Everfree ne dormait jamais. Qu’importe le moment de la journée où vous vous y trouviez, il vous était toujours possible d’y entendre ce merveilleux concerto qu’est celui de la vie d’une forêt libre de toute contrainte, affranchie du sinistre joug équin. Les oiseaux chantaient, les insectes grésillaient et d’infortunées créatures laissaient échapper un dernier râle d’agonie alors que leur assassin donnait libre cours à l’euphorie de la victoire. Dans certains cas, il vous était même possible d’ajouter à cette symphonie vos propres hurlements s’il venait à l’un des nombreux prédateurs qui rôdaient ici l’envie d’essayer quelque chose de nouveau, histoire de changer un peu du quotidien.

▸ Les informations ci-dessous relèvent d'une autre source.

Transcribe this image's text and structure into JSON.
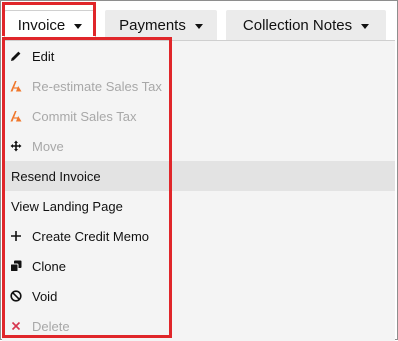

Cette nuit-là était pareille à toute autre, ou du moins le semblait-elle jusqu’à ce qu’un massif bloc de granit, sis au sein d’un groupe d’arbres tordus, ne commença à luire d’une étrange lueur. L’iridescense qui s’y dessinait, partie du pied du roc, forma un demi-cercle légèrement oblong et, si l’on s’en approchait, il était possible de remarquer qu’elle se composait en réalité d’un entrelacs complexe de bandes lumineuses à la géométrie si inconcevable qu’il était impossible de la décrire avec des mots ; l’on aurait dit une fresque démente, dessinée dans un délire halluciné par un artiste dont la sensibilité à fleur de peau avait fini par se briser définitivement dans l’enfer des paradis artificiels.
Par contre, si l’on avait demandé son avis à mademoiselle Cherilee, elle aurait quant à elle plutôt utilisé comme élément de comparaison la production grotesque d’un poulain essayant désespérément de substituer une absence totale de talent par un zèle ubuesque. Au final, tout n’est qu’une histoire de point de vue.
La couleur de cette lumière exogène semblait elle-même sortir du cadre strict de la gamme chromatique ; si les bordures luisaient de nuances oscillant entre le pourpre et le violet, il était impossible de donner un nom à celle qui rayonnait au centre de ces ésotériques cordons. A vrai dire, il aurait sans doute été plus exact de parler d’absence de couleur, sans toutefois qu’il ne s’agisse de réellement de noir ; par ailleurs, elle se réfléchissait belle et bien sur les troncs et les feuillages de la sylve aux alentours, lui prêtant une atmosphère qui n’était pas ni de ce monde ni de cette dimension.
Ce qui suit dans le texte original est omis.